Details and download instructions: https://aihabitat.org/datasets/replica_cad/.
The official ScanNet data can be downloaded here: http://www.scan-net.org/. To use ScanNet scans with Habitat-Sim, the scene_*.ply
files need to be converted to glTF format (*.glb
). For example, using assimp:
assimp export <PLY FILE> <GLB PATH>
The exported *.glb
files can directly be used with Habitat-Sim versions >= 2.0.
Note: Depending on the configured radius and height of the agent, certain scans may have no navigable locations on the navmesh (~200). These scenes can be filtered out by checking if sim.pathfinder.is_loaded
is False.
For datasets with scene dataset configuration support (such as HM3D, ReplicaCAD, MP3D, Gibson, etc) you can preview the assets using one of Habitat's command-line driven viewers, either in c++ or python. When launching the viewer, you should specify not only the desired scene to load, but also the specifying the scene dataset configuration file, to guarantee the assets load and display correctly. This has the added benefit of providing quick access to other scenes in the same dataset, without requiring a reload of the entire simulation environment from the command line.

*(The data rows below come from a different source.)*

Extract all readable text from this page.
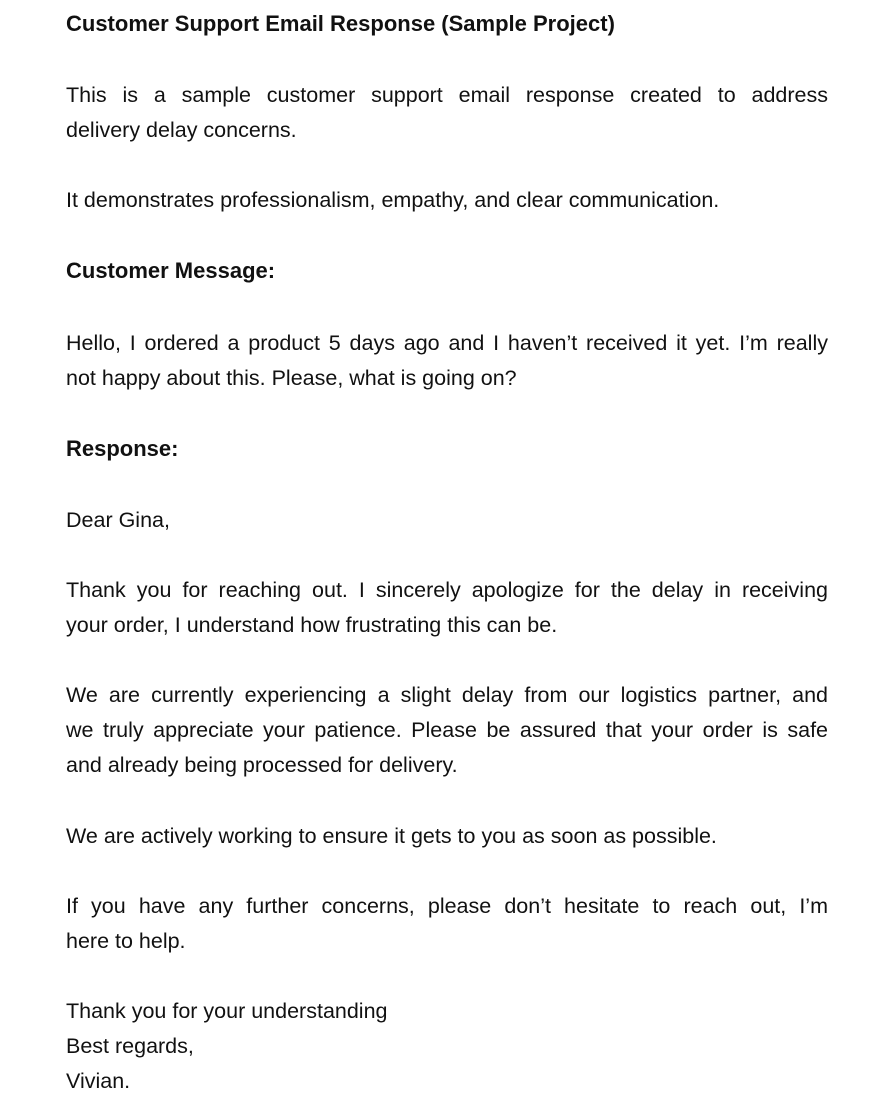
Customer Support Email Response (Sample Project)
This is a sample customer support email response created to address
delivery delay concerns.
It demonstrates professionalism, empathy, and clear communication.
Customer Message:
Hello, I ordered a product 5 days ago and I haven’t received it yet. I’m really
not happy about this. Please, what is going on?
Response:
Dear Gina,
Thank you for reaching out. I sincerely apologize for the delay in receiving
your order, I understand how frustrating this can be.
We are currently experiencing a slight delay from our logistics partner, and
we truly appreciate your patience. Please be assured that your order is safe
and already being processed for delivery.
We are actively working to ensure it gets to you as soon as possible.
If you have any further concerns, please don’t hesitate to reach out, I’m
here to help.
Thank you for your understanding
Best regards,
Vivian.
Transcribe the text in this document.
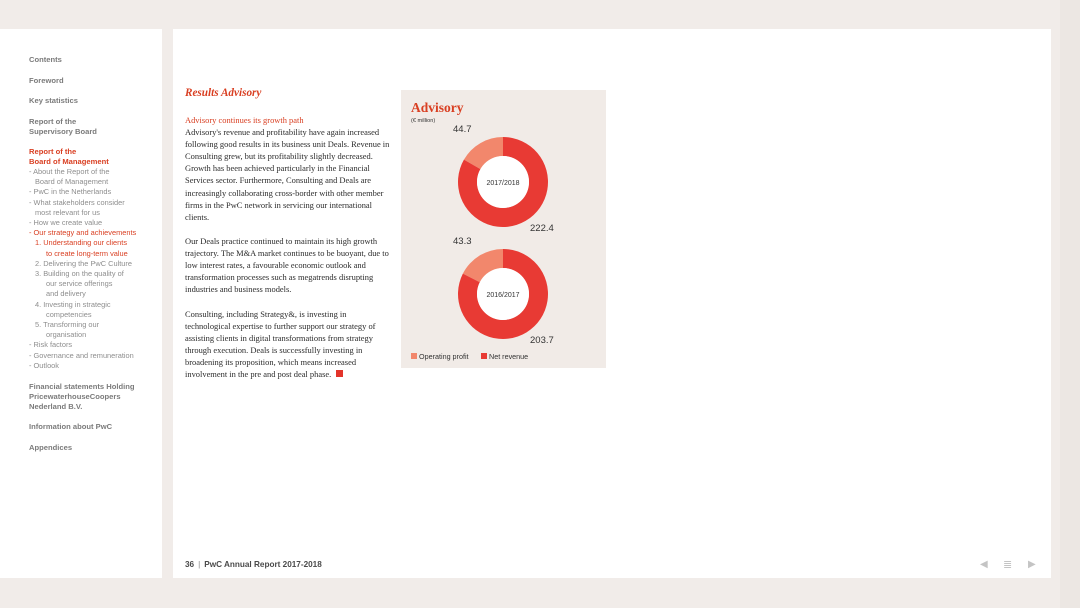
Contents
Foreword
Key statistics
Report of the
Supervisory Board
Report of the
Board of Management
- About the Report of the

Board of Management
- PwC in the Netherlands
- What stakeholders consider

most relevant for us
- How we create value
- Our strategy and achievements
1. Understanding our clients

to create long-term value
2. Delivering the PwC Culture
3. Building on the quality of

our service offerings
and delivery
4. Investing in strategic

competencies
5. Transforming our

organisation
- Risk factors
- Governance and remuneration
- Outlook
Financial statements Holding
PricewaterhouseCoopers
Nederland B.V.
Information about PwC
Appendices
Results Advisory

Advisory continues its growth path
Advisory's revenue and profitability have again increased following good results in its business unit Deals. Revenue in Consulting grew, but its profitability slightly decreased. Growth has been achieved particularly in the Financial Services sector. Furthermore, Consulting and Deals are increasingly collaborating cross-border with other member firms in the PwC network in servicing our international clients.

Our Deals practice continued to maintain its high growth trajectory. The M&A market continues to be buoyant, due to low interest rates, a favourable economic outlook and transformation processes such as megatrends disrupting industries and business models.

Consulting, including Strategy&, is investing in technological expertise to further support our strategy of assisting clients in digital transformations from strategy through execution. Deals is successfully investing in broadening its proposition, which means increased involvement in the pre and post deal phase.

Advisory
(€ million)
2017/2018
44.7
222.4
2016/2017
43.3
203.7
Operating profit	Net revenue
36 | PwC Annual Report 2017-2018	◀ ≣ ▶
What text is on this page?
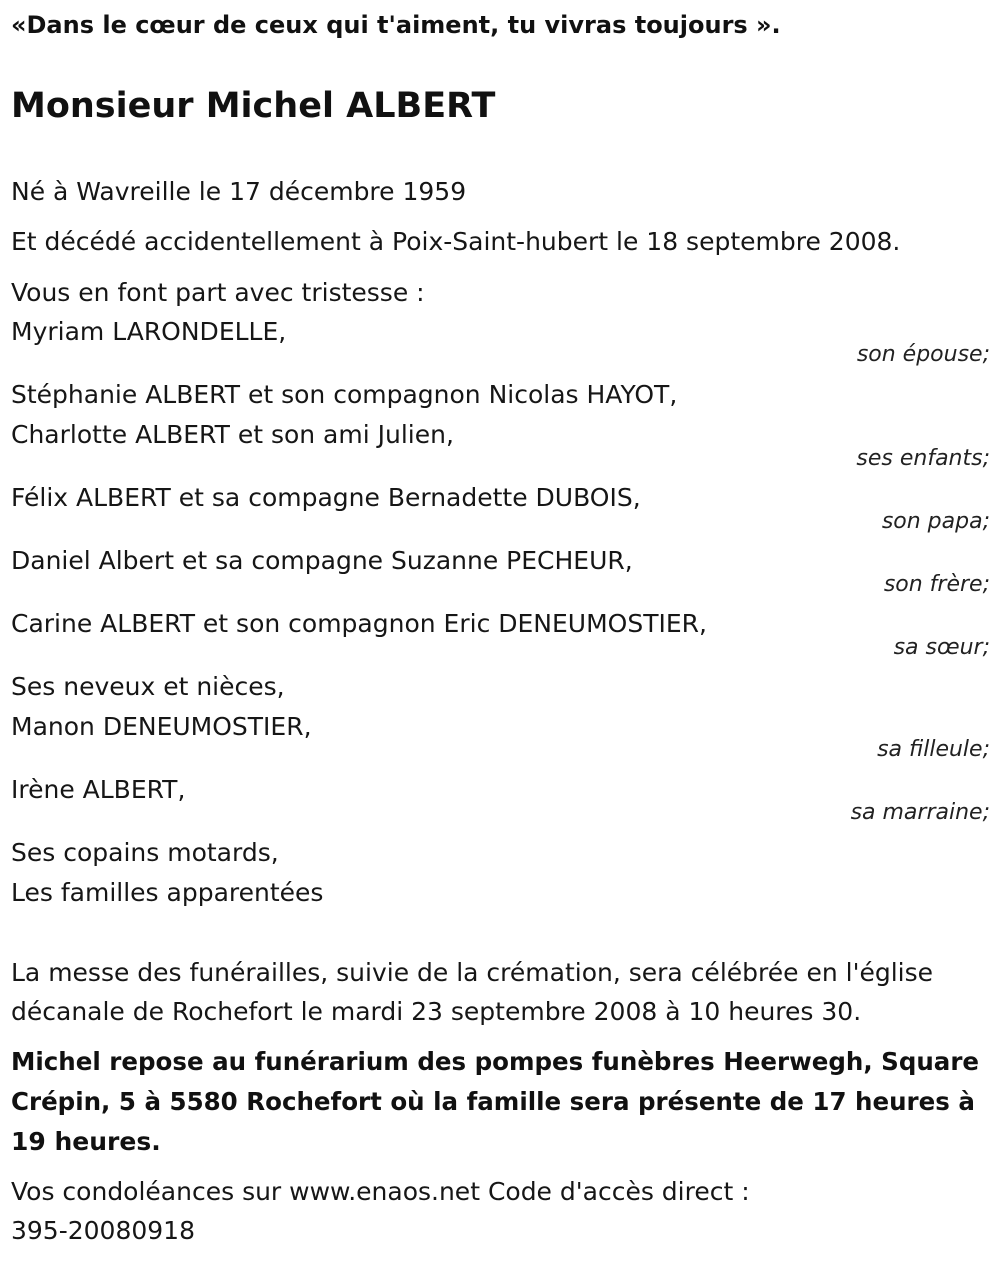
«Dans le cœur de ceux qui t'aiment, tu vivras toujours ».
Monsieur Michel ALBERT
Né à Wavreille le 17 décembre 1959
Et décédé accidentellement à Poix-Saint-hubert le 18 septembre 2008.
Vous en font part avec tristesse :
Myriam LARONDELLE,
son épouse;
Stéphanie ALBERT et son compagnon Nicolas HAYOT,
Charlotte ALBERT et son ami Julien,
ses enfants;
Félix ALBERT et sa compagne Bernadette DUBOIS,
son papa;
Daniel Albert et sa compagne Suzanne PECHEUR,
son frère;
Carine ALBERT et son compagnon Eric DENEUMOSTIER,
sa sœur;
Ses neveux et nièces,
Manon DENEUMOSTIER,
sa filleule;
Irène ALBERT,
sa marraine;
Ses copains motards,
Les familles apparentées
La messe des funérailles, suivie de la crémation, sera célébrée en l'église
décanale de Rochefort le mardi 23 septembre 2008 à 10 heures 30.
Michel repose au funérarium des pompes funèbres Heerwegh, Square
Crépin, 5 à 5580 Rochefort où la famille sera présente de 17 heures à
19 heures.
Vos condoléances sur www.enaos.net Code d'accès direct :
395-20080918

If you are using the python viewer, the command line parameters to load a scene dataset configuration and a scene file would be (run from the Habitat-Sim source directory):
python examples/viewer.py --dataset '<path to desired dataset config>/<desired dataset>.scene_dataset_config.json' --scene '<scene to show>'
If you are using the c++ viewer, the command line parameters to load a scene dataset configuration and a scene file would be (run from the Habitat-Sim source directory):
# ./build/viewer if compiled locally
habitat-viewer --dataset '<path to desired dataset config>/<desired dataset>.scene_dataset_config.json' '<scene to show>'
To preview other scenes in the same scene dataset in either viewer, use TAB
/SHIFT-TAB
to cycle forward/backward through the list of scenes referenced by the loaded scene dataset config.